В восемь часов все мы, худо ли, хорошо ли, устроились на ночлег. Лоренсо, уложив меня почти с материнской заботливостью в гамак, улегся и сам.

– Тайта, – окликнула Руфина из своей спальни Бибиано, который лег вместе с нами в столовой. – Послужите, ваша милость, как поет верругоса на реке.

И в самом деле оттуда доносились звуки, похожие на квохтанье гигантской курицы.

– Предупредите ньо Лауреана, – продолжала девушка. – Пусть поостережется завтра утром.

– Слышишь, дружище? – спросил Бибиано.

– Да, сеньор, – отозвался Лауреан, – его, должно быть, разбудил голос Руфины; как я понял позже, она была его невестой.

– Что это здесь летает? – спросил я у Бибиано, додумав, уж не завелись ли у них летающие змеи.

– Летучая мышь, дружок, – отвечал он. – Только не бойтесь: когда спишь в гамаке, она не трогает.

Местные летучие мыши – настоящие вампиры, они могут высосать у человека всю кровь, если вопьются в нос или кончик пальца, но в самом деле их укусы не грозят тем, кто спит в гамаке.

Глава LVIII

…Изредка послышится вдали крик фазана…

Лоренсо разбудил меня еще до рассвета, я взглянул на часы: было около трех.
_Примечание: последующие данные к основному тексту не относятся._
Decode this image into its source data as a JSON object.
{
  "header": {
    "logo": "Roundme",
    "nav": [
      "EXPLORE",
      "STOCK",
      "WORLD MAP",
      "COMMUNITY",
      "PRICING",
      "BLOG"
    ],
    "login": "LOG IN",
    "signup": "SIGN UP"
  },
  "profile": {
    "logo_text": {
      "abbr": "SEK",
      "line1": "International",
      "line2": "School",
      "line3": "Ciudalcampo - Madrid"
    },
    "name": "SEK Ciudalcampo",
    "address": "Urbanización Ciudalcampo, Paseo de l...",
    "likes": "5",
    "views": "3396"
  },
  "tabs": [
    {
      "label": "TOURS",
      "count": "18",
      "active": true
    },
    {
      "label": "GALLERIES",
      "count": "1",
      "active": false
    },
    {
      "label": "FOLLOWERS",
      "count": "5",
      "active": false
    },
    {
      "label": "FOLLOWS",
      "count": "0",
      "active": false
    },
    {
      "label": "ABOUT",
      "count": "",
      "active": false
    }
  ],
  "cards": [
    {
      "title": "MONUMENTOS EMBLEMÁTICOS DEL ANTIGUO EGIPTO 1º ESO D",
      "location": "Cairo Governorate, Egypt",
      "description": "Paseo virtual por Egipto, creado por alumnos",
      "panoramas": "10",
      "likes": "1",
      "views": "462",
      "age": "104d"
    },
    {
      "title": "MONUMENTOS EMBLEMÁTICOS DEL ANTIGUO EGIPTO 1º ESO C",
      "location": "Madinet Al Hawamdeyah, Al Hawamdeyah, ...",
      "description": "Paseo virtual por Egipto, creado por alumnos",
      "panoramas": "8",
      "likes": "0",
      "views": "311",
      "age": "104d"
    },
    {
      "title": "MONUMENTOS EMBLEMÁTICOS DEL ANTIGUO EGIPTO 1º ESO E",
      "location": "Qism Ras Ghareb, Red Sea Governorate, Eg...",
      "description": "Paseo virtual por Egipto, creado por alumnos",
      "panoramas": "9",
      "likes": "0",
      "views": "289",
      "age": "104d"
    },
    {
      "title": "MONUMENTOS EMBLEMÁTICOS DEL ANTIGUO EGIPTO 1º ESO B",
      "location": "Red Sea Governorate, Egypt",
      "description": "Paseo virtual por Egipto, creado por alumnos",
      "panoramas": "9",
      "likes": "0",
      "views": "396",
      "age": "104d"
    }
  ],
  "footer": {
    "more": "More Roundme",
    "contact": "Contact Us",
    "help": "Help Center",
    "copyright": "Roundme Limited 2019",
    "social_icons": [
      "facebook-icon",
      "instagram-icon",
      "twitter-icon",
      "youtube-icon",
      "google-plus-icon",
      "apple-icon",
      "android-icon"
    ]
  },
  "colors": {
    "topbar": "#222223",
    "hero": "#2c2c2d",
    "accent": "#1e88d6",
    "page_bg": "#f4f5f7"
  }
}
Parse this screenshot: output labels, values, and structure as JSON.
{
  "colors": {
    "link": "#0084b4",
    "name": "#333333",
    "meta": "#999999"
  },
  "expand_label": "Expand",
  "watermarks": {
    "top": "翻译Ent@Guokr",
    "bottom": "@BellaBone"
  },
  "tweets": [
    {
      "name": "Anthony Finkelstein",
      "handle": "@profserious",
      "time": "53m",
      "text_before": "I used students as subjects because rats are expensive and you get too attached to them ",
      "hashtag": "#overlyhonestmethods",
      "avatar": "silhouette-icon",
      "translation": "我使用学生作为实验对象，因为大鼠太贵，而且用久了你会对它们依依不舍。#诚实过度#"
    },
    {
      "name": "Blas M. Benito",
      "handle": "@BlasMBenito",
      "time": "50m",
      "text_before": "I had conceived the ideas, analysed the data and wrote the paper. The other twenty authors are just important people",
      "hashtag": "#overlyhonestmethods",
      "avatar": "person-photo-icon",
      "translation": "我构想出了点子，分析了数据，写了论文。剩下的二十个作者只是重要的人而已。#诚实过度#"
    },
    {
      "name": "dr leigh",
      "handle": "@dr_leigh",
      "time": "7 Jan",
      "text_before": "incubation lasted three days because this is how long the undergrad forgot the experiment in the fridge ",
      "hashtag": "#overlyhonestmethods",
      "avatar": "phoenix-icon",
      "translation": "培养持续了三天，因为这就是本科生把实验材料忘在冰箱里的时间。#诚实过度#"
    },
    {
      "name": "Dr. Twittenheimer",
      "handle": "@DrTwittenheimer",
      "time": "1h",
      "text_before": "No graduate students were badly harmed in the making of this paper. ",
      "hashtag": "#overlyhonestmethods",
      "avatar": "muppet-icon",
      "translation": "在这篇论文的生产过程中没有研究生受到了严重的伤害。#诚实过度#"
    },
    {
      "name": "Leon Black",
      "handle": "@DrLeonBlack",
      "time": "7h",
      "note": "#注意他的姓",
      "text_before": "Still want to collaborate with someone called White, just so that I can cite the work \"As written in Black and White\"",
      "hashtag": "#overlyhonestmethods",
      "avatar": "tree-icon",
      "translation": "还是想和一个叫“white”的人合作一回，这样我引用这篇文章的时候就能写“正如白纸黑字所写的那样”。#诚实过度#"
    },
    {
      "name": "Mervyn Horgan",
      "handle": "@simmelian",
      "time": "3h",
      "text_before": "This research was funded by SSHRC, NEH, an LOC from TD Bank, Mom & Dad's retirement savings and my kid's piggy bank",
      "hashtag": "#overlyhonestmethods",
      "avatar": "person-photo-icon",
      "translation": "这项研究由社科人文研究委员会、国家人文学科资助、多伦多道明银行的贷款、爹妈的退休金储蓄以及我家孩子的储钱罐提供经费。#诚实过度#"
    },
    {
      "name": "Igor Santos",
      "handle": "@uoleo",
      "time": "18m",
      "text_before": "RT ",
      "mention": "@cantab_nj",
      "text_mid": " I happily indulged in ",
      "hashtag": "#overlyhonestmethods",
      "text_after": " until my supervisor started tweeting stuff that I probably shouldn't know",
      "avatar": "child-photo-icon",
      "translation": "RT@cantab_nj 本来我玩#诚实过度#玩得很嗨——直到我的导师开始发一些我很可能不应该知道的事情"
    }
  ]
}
Лунная ночь казалась пасмурным днем. В четыре, напутствуемые Бибиано и Руфиной, мы отчалили.

– Вот тут пела верругоса, кум, – предупредил Лауреан товарища, когда мы немного поднялись вверх по течению, – возьми в сторонку, подальше от этой гадины.

Я был защищен кровлей ранчо, и мне могла грозить опасность, только если бы змея проскользнула в каноэ, но набросься она на одного из гребцов, мы, пожалуй, пошли бы ко дну.

Миновали мы это место благополучно, хотя, по правде говоря, не очень спокойно.

Наш завтрак был подобен вчерашнему, но с добавлением обещанного тападо. Чтобы приготовить его, Грегорио вырыл на берегу яму, положил туда завернутое в листья биао мясо с бананами и приправами, засыпал землей и поверх всего разжег костер.

Казалось невероятным, что в дальнейшем наше плавание может быть более тяжелым, чем до сих пор, однако случилось именно так: на реке Дагуа все возможно.

В два часа дня мы остановились в тихой заводи немного перекусить. Лауреан заглянул в лес и принес какие-то листья. Растерев их в тыквенной чашке с водой, пока не получилась зеленая жидкость, он процедил ее сквозь тулью своего сомбреро и выпил. Сок этих дурно пахнущих листьев негры считают единственным верным средством против свирепствующей на морском и речном побережье лихорадки.

Шесты, которые при плаванье вниз по течению постоянно пускают в ход, чтобы не разбить лодку, почти бесполезны, когда поднимаешься вверх. Оставив позади флеко, Грегорио и Лауреан то и дело после условного удара веслом прыгали в воду, и один тащил каноэ за крюк на носу, а другой толкал корму. Так обычно обходят пороги и водовороты; но там, где и это невозможно, существуют узкие обводные каналы, прорытые по берегам и настолько мелкие, что, поднимаясь по ним, каноэ скребет дном о гальку, а порой и застревает на более крупных камнях.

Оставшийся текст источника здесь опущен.